Mais au-delà des intentions de l'industriel l'ouvrier retrouve dans au jardin quelque chose de l'ancienne relation au travail, l'artisanat, l'oeuvre, la construction par soi d'un objet de l'origine de sa fabrication jusqu'à son terme. Le jardin potager engage un lien nouveau : celui de la création, il faut réapprendre le contact avec des éléments qui ne sont plus "machiniques" mais vivants. Dans le jardin il doit "faire" avec les intempéries, les nuisibles...Il y a découverte d'une forme de liberté dans la nécessité de choisir, une entrée dans le calcul des risques et la planification. Le travail devient alors praxis, il y a fabrication de soi en même temps que fabrication d'un objet, l'ouvrier-jardinier peut enfin se reconnaître tout entier dans un geste dont il est entièrement l'auteur, qu'il a choisi.

Les champs :

Les grandes exploitations agricoles sont des usines - il ne s'agit plus de retrouver un rapport aux éléments, le paysan s'est effacé devant l'industriel qui se trouve avoir pour usine les champs et les étables et pour revenus leurs produits. Les champs sont ainsi soustraits à la nature, ils sont une industrie qui transforme l'ozone et le carbone en matières premières pour l'industrie agro-alimentaire. Il y a ici une économie qui vient se saisir des champs et qui plie les sols à des contraintes de production, à l'économie : la monoculture tire le maximum d'une terre jusqu'à son épuisement, les engrais et pesticides viennent optimiser les rendements.

Pourtant la représentation d'un bonheur dans le pré demeure en beaucoup. Pour comprendre cette affirmation il faut analyser le rapport ville- campagne.




Ville / Campagne

La ville serait le lieu de l'artifice, de la technique, des spectacles et de la superficialité des personnes et des rapports. Le lieu qui devrait permettre de définir le plus précisément l'homme est en même temps celui décrit comme froid, sans la chaleur des relations que l'on peut trouver à la campagne, sans non plus la profondeur des relations qui naît de l'entraide et de la solidarité dans le travail et face à la nature. Lieu de l'isolement et de la solitude dans la foule. La ville est le lieu où la personne disparaît dans l'anonymat de la concentration trop grande des individus. Le paradoxe étant que ce qui exprime le mieux l'homme est aussi le lieu où la personne devient anonyme.

La campagne est pour sa part endroit de la dispersion, et donc aussi de la solitude - mais d'une solitude sous le feu des regards, celui en coin des rideaux qui laissent passer l'oeil. Lieu ou l'anonymat est impossible car le vide de l'espace livre paradoxalement aux regards et aux jugements d'autrui. Endroit plus authentique var tous mes gestes y sont signifiants - ils prennent la force de l'interprétation et du jugement.La campagne est aussi le lieu de l'ennui, d'un temps qui ne passe plus car il est lié à une pesanteur qui absorbe les volontés.

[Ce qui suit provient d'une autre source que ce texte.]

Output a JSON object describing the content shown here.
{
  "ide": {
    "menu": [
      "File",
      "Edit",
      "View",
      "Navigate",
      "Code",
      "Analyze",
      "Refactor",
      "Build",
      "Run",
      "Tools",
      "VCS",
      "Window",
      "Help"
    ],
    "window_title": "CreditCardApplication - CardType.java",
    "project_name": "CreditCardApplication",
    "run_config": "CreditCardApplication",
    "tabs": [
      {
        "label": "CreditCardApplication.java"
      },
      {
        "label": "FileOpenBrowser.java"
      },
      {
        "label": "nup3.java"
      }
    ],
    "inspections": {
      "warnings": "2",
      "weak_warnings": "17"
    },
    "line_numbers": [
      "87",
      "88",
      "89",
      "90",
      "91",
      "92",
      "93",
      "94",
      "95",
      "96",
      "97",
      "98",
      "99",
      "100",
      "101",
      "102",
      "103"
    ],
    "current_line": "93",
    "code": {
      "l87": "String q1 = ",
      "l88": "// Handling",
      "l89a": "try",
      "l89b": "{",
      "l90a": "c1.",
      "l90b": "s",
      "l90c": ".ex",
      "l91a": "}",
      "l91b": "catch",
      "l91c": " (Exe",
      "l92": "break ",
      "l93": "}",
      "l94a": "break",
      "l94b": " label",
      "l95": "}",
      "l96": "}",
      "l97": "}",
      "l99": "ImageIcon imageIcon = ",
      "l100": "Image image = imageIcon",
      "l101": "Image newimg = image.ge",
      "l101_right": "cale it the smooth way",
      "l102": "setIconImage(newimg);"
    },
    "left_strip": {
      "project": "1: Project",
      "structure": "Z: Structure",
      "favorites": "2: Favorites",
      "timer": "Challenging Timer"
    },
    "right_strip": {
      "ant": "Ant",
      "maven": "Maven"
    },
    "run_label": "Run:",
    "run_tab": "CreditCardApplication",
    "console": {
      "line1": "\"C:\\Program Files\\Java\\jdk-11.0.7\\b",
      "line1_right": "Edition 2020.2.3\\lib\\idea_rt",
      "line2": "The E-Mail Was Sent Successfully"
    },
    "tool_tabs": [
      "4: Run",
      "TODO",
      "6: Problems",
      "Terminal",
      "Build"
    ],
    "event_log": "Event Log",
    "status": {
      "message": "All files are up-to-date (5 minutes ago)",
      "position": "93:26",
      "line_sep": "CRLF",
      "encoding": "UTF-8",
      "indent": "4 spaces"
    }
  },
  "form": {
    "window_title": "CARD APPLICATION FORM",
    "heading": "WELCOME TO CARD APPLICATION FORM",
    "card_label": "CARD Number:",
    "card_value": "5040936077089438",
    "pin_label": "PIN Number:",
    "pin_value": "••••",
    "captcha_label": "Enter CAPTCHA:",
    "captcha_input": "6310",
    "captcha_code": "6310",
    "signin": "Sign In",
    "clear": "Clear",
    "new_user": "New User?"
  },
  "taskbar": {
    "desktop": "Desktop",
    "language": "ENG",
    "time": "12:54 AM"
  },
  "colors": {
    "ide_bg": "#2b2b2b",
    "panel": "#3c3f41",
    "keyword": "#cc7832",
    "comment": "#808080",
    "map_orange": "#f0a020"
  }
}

D'où cette attirance aujourd'hui pour les espaces qui ne sont ni ville ni campagne - terrain de l'aventure dans la confrontation à une nature "sauvage" où l'homme n'apparait que dans une quête qui est celle d'un dépassement des limites de l'identité - lutte contre les éléments, contre soi et les autres, exploits qui renvoient du côté du sportif - identité qui n'existe que dans une confrontation et une concurrence de tous les instants avec autrui et le temps.

jeudi 27 mars 2014

La nature - 2/3 - cours



La nature - suite -

L'écologie, une défense de la nature ?

Il faut distinguer l'écologie de l'environnementaliste : l'écologie n'est pas qu'une défense de la nature elle peut-être aussi son apologie - elle revendique par certains de ses courants (les plus extrémistes) l'égalité des droits entre les hommes et la nature (animaux, végétaux, minéraux). L'écologie profonde fait de la défense de la nature une arme contre l'homme. L'environnementaliste pour sa part est une réflexion sur le milieu le plus propice à l'évolution de l'homme, l'intérêt pour l'environnement est donc d'abord un intérêt dirigé vers le bien être de l'homme qu'il faut protéger jusque dans son "milieu naturel". On peut agir sur le milieu extérieur, dans sa préservation, pour vivre dans les conditions les meilleures - ici l'homme occupe la place centrale.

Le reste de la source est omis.